# echo reservoir repairs



## Kingfisher (Jul 25, 2008)

just a little info on what is coming to echo reservoir this year so yall can maximize your recreational endeavors. current work on the dam is focused on the bottom side where they will be excavating some liquifiable materials and replacing it with more stable material. this work will continue for some time. later, after runoff and thru the summer irrigation season, the dam will be drawn down to near empty status and the same procdure will be applied to the upper dam surface, material excavated and replaced with more suitable material. some grouting is also expected to insure less leakage thru and around the dam. what this means is that rockport will be kept at a higher level as well as smith morehouse and to what extent possible, willard bay whereas echo will go to near empty for about 4 to 6 weeks (possibly as long as 8 weeks) in the fall. then during winter will be storing every drop of water that comes down the weeb. they will likely drop rockport to some extent to equalize the reservoirs.

so, plan accordingly. would be a fun time to wander the vast expanse of shorline looking for lost tackle and sunken treasure. might be a great time to do some fishing where they are all concentrated into a very tiny little pond. will be interesting what dwr plans to do with fish limits as i assume that there will be a lot of stress in that little pond for a few month. for ice fishing, count on a pond that is rising substantially thru the winter months with access likely a bit of a problem.


----------



## Grandpa D (Sep 7, 2007)

Kingfisher,
thanks for the Echo update.
Will this work have any affect on the water down stream?
I know that the construction at Echo is being blamed for the muddy looking water below the dam, this winter.
Thanks,
Grandpa D.


----------



## Kingfisher (Jul 25, 2008)

in the short term water quality wont be impacted much. i would assume when then start moving material on the upstream side of the dam there will be a much higher probability of water quality impacts as they will have to have inflow still moving thru the system so next fall would likely have greater impacts possible. much of the time in winter, they shut the outflow below echo off entirely as about 8 second feet leaks thru and around the dam. when combined with other flow sources it forms the flow of the river so, dont know if they are bypassing any flow right now. so there could be some impacts from work on the dam, but i would suspect that the work on the freeway overpass is more likely the culprit.


----------



## Fleigenbinder (Feb 3, 2010)

Does this mean that for the forseeable future they are just giving up on the fish and aquatic insects downstream? The reason I ask is that the Weber has been reduced to a trickle and I doubt that for the next 3-10 years, there will be very little fishing there.

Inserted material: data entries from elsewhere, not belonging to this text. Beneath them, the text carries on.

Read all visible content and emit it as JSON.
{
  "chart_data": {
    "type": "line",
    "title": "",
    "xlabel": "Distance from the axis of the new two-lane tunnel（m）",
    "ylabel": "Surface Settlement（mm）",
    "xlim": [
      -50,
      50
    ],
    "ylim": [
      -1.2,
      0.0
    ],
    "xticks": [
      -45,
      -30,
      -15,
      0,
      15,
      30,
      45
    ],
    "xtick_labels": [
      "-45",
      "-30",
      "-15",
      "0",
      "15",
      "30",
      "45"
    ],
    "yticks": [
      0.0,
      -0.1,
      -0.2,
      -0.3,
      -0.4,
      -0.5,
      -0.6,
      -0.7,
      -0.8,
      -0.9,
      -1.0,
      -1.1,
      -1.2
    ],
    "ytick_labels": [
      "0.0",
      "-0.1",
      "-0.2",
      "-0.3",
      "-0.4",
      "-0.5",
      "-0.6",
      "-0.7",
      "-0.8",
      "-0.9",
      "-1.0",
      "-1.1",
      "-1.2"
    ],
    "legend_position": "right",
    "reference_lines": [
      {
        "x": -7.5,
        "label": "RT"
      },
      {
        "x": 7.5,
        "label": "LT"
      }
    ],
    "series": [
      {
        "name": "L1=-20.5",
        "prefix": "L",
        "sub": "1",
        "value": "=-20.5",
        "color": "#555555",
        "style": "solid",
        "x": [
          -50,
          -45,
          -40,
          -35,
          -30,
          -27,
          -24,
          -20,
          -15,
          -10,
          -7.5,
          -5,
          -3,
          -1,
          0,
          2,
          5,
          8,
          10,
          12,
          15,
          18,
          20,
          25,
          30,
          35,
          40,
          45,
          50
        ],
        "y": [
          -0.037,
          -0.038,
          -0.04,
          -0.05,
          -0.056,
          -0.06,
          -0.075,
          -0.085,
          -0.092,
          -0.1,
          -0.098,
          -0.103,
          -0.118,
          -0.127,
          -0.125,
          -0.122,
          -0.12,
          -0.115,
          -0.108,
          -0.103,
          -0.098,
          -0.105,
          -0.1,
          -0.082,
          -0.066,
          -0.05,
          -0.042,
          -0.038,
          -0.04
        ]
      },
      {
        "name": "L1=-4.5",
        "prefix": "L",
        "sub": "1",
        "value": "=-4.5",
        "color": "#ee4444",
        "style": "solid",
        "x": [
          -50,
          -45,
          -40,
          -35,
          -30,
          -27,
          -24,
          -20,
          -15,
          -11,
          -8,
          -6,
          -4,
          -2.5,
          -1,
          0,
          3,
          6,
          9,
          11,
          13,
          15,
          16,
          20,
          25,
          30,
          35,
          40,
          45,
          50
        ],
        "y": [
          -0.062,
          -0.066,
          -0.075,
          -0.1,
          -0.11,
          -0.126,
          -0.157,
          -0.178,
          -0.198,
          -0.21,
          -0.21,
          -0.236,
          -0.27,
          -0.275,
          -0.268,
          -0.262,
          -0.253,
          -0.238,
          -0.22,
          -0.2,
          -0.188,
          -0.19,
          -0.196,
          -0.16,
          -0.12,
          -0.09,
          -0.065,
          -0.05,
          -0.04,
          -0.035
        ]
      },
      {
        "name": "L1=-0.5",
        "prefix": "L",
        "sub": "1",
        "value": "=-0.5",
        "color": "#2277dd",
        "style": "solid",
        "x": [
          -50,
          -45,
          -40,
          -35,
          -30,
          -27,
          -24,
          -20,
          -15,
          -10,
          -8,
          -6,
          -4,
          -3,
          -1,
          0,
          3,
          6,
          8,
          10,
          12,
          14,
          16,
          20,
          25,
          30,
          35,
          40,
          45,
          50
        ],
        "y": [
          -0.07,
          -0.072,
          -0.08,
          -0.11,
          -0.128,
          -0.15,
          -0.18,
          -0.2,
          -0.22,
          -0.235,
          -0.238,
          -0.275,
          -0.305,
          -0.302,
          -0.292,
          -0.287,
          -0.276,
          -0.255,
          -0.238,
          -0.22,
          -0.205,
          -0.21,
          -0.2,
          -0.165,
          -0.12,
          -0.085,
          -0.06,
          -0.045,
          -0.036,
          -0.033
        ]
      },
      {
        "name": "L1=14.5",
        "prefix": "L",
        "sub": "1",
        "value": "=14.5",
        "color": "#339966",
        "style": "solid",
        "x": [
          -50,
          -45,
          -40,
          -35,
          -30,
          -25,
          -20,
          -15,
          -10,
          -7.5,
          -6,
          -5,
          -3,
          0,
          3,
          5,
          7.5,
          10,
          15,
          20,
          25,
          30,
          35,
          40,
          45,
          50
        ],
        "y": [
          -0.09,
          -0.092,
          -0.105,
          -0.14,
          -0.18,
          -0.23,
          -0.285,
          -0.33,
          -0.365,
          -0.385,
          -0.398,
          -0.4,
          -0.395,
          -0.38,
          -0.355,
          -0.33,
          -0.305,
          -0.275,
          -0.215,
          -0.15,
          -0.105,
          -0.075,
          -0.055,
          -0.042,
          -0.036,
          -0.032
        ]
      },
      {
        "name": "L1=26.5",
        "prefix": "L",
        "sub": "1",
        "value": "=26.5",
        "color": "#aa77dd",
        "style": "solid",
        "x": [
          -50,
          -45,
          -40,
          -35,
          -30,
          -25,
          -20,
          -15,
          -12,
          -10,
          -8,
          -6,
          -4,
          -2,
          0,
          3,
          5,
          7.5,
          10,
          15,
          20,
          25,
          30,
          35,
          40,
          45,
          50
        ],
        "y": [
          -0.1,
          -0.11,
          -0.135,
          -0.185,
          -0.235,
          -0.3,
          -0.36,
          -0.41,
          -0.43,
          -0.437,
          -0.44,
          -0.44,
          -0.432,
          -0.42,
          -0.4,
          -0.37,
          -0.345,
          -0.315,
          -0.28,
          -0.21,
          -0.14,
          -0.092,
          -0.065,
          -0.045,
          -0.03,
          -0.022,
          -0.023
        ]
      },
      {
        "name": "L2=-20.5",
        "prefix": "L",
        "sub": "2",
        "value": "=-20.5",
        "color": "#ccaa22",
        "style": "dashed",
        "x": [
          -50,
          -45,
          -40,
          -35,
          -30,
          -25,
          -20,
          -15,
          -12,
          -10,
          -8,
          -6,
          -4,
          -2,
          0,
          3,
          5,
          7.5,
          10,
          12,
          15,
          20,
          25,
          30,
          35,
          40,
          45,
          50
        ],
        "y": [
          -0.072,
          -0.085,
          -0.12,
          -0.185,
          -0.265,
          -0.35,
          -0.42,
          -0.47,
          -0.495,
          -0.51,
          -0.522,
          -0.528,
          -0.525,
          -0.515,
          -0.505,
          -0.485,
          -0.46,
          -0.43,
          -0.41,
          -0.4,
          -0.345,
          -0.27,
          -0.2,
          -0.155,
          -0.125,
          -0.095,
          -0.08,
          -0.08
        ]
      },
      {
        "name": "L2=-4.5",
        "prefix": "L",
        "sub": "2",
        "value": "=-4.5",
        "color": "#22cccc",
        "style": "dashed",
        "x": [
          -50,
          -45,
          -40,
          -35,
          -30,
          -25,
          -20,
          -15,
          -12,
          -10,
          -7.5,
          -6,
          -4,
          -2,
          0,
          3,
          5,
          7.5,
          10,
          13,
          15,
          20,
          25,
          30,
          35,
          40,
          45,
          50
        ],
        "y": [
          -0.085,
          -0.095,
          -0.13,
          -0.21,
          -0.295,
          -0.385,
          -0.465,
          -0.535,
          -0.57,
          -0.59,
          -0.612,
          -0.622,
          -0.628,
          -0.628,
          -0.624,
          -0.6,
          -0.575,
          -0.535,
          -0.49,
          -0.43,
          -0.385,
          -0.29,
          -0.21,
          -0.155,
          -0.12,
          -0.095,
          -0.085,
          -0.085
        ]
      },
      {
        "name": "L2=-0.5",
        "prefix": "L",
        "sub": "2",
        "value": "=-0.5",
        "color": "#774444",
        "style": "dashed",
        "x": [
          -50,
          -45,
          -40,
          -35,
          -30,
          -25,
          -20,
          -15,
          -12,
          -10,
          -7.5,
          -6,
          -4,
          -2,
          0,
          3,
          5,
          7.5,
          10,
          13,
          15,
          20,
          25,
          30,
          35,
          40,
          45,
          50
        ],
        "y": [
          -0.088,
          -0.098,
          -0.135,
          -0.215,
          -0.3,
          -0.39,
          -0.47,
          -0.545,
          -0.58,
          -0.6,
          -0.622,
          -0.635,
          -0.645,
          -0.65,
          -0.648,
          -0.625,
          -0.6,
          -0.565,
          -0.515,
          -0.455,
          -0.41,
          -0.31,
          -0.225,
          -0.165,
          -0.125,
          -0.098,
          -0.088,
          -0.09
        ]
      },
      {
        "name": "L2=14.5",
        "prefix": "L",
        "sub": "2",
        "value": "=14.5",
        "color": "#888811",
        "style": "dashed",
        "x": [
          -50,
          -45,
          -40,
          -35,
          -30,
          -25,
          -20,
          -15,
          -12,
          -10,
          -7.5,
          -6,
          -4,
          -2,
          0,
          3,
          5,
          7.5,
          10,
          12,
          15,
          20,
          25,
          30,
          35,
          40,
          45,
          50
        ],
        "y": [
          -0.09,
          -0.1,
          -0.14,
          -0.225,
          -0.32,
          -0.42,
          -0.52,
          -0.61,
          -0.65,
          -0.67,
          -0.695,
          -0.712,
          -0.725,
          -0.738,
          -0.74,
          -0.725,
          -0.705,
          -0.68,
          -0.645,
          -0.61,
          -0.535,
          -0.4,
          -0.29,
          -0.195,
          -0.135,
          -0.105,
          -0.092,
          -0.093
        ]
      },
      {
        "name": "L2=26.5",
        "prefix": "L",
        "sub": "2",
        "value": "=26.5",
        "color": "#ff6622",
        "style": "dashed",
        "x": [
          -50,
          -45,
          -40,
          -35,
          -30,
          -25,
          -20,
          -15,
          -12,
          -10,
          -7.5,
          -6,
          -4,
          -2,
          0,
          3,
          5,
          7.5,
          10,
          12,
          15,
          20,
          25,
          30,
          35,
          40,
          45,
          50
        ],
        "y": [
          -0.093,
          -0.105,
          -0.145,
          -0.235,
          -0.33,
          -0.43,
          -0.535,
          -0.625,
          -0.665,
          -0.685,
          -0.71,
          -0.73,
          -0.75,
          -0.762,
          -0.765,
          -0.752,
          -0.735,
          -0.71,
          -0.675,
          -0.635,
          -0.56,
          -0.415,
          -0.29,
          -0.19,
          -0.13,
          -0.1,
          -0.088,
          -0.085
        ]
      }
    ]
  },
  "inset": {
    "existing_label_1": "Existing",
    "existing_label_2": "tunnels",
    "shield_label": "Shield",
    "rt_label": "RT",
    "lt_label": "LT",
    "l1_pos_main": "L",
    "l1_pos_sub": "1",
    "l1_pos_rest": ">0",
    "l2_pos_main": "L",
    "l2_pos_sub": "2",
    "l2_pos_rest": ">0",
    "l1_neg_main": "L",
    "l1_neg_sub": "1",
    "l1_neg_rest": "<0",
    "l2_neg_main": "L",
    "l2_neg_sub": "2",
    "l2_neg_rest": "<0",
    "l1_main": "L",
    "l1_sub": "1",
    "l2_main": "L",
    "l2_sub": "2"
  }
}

Please see my new post above.

Thanks

Fliegenbinder


----------



## Kingfisher (Jul 25, 2008)

not really... echo has always been operated in a pretty consistent manner post irrigation season. so i dont think there will be much long term change in the operation. it remains to be seen how much less water will be leaking thru/around the dam but the material being added is for strength, resistance against liquifaction, not necessarily as a seal. the grout will be a sealant - so there is likely to be some decrease. will be interesting if outflow is increased to offset. cant say about that.


----------



## Leaky (Sep 11, 2007)

Kingfisher ,
For me, and many others, that's the big question!  Will there be enough/too much water out of Echo in the next long time (yrs.) to assure survival of the prized fish population between Echo and Lost Creek ?   It will almost kill me not to be able to fish that section and accept the loss of habitat and fish. I wonder what Dikker Hill club has to say about this? Probably nothing.


----------



## Ton_Def (Dec 23, 2008)

Kingfisher said:


> so, plan accordingly. would be a fun time to wander the vast expanse of shorline looking for lost tackle and sunken treasure. might be a great time to do some fishing where they are all concentrated into a very tiny little pond.


You had me at sunken treasure!  It's pretty cool we get some first hand info here, rather than rumors or hearsay. Thanks for the awesome post Kingfisher!


----------



## Leaky (Sep 11, 2007)

> For me, and many others, that's the big question!  Will there be enough/too much water out of Echo in the next long time (yrs.) to assure survival of the prized fish population between Echo and Lost Creek ?   I


 I would really like a response to this. Maybe no body on the forum knows or has a crystal ball? It's like I can't expect a total knowledge base, but you guys are pretty good!!!! :cry

P.S. Does this need to be submitted to the DWR? Haven't had much luck with that kind of question amongst other questions. Maybe someone else has a better way to ask/source?


----------



## Daveoutside (Aug 26, 2013)

*From Rockport to Echo Res*

I was wondering if anyone knew how much longer the extremely high water flow from Rockport to Echo will last this (late) summer and early fall? Thank you!

David


----------



## Kingfisher (Jul 25, 2008)

flows will likely decrease by mid september and then by oct 1 shut down more.


----------



## tye dye twins (Mar 8, 2011)

Thanks for posting this up Kingfisher. Maybe this has been answered in the past but when is the project due to be completed?


----------



## Kingfisher (Jul 25, 2008)

the dam rehabilitation to current seismic standards has been completed, now they are replacing the overflow structure which will take much of the winter. this should not affect streamflows as the outlet is functional and echo is so low they could put a lot of water in there before hitting the overflow bypass. big hole to fill... currently about 15% of capacity. rockport at 31%.


----------